Arm brings advanced computing to MCUs
As a first step, being able to run CV compute workloads requires improved performance on the MCU. Focusing on the CPU architecture, there are several ways to enhance the MCU’s performance, including superscalar, VLIW (very long instruction word), and SIMD. For the Cortex-M85, Arm chose to adopt SIMD – which is a single instruction set that can operate multiple data – as it’s the best option for balancing performance and power consumption.

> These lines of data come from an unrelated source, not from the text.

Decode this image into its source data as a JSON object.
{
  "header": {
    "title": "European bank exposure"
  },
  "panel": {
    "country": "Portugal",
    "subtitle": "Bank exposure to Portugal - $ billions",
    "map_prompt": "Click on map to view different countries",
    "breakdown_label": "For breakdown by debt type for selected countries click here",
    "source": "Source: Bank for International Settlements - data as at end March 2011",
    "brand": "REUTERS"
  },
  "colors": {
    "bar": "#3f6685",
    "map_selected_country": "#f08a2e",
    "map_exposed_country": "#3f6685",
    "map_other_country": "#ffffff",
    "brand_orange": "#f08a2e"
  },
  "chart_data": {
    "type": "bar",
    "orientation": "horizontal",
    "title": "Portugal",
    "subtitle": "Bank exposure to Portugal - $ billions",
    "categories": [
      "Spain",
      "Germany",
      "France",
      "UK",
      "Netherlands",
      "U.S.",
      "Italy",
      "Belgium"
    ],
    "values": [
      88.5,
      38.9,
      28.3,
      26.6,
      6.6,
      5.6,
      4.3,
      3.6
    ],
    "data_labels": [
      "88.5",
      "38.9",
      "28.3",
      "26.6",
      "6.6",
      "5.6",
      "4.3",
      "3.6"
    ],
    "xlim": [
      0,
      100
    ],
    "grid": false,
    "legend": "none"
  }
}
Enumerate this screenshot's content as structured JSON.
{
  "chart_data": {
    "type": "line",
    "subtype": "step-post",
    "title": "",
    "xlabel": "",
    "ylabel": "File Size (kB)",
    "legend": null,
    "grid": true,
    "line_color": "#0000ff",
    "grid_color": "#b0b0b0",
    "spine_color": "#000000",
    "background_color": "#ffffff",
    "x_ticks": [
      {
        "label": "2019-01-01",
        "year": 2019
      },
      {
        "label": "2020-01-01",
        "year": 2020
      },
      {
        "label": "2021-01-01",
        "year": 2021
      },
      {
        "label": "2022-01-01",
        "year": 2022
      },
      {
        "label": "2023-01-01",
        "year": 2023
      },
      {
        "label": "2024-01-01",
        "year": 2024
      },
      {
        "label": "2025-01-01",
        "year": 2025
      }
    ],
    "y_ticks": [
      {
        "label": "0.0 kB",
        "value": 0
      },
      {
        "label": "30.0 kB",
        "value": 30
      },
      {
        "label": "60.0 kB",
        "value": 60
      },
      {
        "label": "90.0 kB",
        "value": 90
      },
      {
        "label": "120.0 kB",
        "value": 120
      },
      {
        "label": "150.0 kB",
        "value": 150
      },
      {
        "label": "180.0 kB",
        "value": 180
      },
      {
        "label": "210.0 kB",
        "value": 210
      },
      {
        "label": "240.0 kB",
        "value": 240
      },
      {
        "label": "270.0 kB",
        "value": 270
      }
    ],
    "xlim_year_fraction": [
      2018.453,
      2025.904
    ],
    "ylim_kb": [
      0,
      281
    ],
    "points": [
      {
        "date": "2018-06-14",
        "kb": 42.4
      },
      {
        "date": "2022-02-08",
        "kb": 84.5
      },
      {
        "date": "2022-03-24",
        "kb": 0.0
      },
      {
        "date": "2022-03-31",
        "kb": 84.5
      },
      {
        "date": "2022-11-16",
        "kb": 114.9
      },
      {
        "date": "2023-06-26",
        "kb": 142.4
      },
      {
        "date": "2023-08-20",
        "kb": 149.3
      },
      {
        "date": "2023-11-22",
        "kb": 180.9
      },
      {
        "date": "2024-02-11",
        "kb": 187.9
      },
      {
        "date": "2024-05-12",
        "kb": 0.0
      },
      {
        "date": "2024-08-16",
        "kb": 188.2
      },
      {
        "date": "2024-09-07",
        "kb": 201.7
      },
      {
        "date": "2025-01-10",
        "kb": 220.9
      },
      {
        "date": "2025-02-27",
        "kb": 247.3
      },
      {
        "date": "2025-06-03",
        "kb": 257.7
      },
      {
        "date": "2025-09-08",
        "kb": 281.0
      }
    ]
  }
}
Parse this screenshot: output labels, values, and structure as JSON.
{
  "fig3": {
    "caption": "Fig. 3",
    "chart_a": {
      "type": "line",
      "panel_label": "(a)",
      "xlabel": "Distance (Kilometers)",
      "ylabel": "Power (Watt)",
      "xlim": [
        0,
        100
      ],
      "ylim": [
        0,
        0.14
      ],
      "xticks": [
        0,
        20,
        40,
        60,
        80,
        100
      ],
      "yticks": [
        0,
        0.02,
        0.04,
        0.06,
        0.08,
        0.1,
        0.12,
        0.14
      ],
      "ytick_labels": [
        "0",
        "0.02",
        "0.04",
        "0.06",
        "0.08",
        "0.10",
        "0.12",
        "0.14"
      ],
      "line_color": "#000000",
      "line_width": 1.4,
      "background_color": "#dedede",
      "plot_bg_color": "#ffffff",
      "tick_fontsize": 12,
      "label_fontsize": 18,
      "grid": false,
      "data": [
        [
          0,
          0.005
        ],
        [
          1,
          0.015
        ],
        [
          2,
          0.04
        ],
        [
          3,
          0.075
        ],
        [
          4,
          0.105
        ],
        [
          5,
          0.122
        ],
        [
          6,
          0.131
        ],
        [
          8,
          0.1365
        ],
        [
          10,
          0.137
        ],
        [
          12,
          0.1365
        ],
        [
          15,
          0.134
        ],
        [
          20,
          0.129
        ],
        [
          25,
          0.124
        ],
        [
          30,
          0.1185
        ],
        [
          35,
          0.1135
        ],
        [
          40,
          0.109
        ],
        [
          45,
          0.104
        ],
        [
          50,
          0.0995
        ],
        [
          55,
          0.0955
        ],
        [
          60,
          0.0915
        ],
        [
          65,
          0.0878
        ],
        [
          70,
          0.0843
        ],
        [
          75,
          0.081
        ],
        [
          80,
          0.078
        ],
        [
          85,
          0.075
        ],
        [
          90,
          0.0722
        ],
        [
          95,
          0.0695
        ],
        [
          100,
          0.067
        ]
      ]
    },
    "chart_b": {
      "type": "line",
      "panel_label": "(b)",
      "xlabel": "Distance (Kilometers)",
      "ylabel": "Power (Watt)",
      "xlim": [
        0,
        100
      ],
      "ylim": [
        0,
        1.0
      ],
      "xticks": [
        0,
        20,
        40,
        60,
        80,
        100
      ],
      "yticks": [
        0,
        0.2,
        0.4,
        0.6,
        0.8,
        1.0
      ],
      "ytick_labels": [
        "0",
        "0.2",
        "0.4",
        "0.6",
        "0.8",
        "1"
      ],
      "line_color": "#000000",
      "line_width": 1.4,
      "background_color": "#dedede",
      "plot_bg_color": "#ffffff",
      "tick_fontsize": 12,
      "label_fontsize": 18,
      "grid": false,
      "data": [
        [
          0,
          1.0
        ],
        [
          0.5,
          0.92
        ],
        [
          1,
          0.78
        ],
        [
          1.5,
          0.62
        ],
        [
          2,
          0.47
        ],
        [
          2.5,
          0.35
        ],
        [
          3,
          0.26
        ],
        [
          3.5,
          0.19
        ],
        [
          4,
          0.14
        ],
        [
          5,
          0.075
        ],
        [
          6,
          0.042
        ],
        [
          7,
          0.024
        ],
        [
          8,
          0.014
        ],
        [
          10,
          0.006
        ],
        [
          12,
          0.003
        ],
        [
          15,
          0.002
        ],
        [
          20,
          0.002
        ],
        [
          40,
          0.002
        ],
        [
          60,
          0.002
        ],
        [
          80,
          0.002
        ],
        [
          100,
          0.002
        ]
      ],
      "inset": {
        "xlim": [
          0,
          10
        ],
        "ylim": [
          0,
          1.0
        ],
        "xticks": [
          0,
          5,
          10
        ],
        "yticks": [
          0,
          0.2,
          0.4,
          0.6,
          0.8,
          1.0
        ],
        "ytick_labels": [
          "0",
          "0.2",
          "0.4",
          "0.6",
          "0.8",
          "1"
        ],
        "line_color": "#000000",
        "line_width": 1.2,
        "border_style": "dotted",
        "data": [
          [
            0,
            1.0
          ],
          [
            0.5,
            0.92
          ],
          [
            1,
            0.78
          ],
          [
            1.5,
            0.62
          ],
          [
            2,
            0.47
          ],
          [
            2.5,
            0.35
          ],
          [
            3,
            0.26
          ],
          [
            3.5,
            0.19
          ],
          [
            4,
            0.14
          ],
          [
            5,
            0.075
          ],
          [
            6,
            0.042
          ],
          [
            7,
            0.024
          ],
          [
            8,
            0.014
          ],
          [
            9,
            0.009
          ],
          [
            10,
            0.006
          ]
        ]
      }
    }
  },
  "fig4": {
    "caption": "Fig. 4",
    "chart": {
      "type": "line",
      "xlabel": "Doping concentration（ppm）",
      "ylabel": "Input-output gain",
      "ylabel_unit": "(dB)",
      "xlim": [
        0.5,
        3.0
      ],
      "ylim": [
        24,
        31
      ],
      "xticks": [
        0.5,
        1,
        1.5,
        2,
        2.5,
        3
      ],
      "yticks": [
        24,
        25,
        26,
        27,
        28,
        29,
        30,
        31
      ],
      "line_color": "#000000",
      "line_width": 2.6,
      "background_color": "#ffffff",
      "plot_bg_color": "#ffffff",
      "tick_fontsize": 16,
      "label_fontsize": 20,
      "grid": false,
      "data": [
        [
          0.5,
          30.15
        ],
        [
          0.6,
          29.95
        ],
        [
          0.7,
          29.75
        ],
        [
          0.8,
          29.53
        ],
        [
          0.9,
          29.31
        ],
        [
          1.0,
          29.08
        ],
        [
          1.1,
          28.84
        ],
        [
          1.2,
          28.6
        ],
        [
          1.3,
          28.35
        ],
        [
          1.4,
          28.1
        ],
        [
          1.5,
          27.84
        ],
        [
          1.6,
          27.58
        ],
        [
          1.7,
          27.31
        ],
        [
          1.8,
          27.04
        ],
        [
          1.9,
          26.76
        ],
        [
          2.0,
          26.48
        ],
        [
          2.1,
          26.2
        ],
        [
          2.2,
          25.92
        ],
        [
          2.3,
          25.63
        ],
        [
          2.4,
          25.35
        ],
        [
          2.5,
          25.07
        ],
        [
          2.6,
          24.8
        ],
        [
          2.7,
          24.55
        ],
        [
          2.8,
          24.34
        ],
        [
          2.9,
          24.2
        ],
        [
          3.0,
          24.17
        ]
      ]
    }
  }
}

Figure 1: The comparison between VLIW and SIMD
Arm’s Helium technology, which is the M-Profile Vector Extension (MVE) for the Cortex-M processor series, brings vector processing to the MCU. Helium is an extension in the Armv8.1-M architecture to significantly enhance performance for CV and ML applications on small, low-power IoT devices. It also utilises the largest software ecosystem available to IoT developers, including optimised sample code and neural networks.
Software ecosystem on MCUs to facilitate CV and ML
Supporting the Cortex-M CPUs, Arm has published various materials to make it easier to start running CV and ML. This includes the Arm ML embedded evaluation kit.
The evaluation kit provides ready-to-use ML applications for the embedded stack. As a result, IoT developers can experiment with the already-developed software use cases and then create their own applications. The example applications with ML networks are listed in the table below.
The Arm ML embedded evaluation kit
Integrating the ISP on the MCU
The ISP is an essential technology to unlock CV, as the image stream is the input source. However, there are certain points that we must consider when integrating ISP on the MCU platform.
For IoT edge devices, there will be a smaller image sensor resolution (<1-2MP; 15-30fps) and even lower frame rate. Also the image signal processing is not always active. Therefore, using a higher quality scaler within the ISP will drop the resolution to sub-VGA, which is 640 x 480, to, for example, minimise the data ingress to the NPU. This means that the ISP only uses the full resolution when needed.
ISP configurations can also affect power, area, and efficiency. Therefore, it is worth asking the following questions to save power and area.
Whether it’s for human vision, computer vision, or both?
What is the required memory bandwidth?
How many ISP output channels will be needed?
An MCU platform is usually resource-constraint with limited memory size. Integrating with an ISP requires the MCU to run the ISP driver, including the ISP’s code, data, and control LUT (loop up table). Therefore, once the ISP configuration has been decided, developers need to tailor the driver firmware accordingly, removing unused code and data to accommodate the memory limitation on the MCU platform.
Figure 2: An example of concise ISP configuration
Another consideration when integrating the ISP with the MCU is lowering the frame rate and resolution In many cases, it would be best to consider the convergence speed of the ‘3As’ – auto-exposure, auto-white balance and auto-focus. This will likely require a minimum of five to ten frames before settling. If the frame rate is too slow, it might be problematic for your use case. For example, this could mean a two to five second delay before a meaningful output can be captured and, given the short power-on window, there is a risk of missing critical events. Moreover, if the clock frequency of the image sensor is dropped too low, it is likely to introduce nasty rolling shutter artifacts.
Enabling CV and ML on MCU platforms is part of the next wave of the IoT evolution. However, the constraints of the MCU platform can increase the design complexity and difficulty. Enabling vector processing on the MCU through the Cortex-M85 and leveraging Arm’s software ecosystem can provide enough computing and reduce this design complexity. In addition, integrating a concise ISP is a sensible solution for IoT devices to speed up and unlock CV and ML tasks on low-power, highly efficient MCU platforms.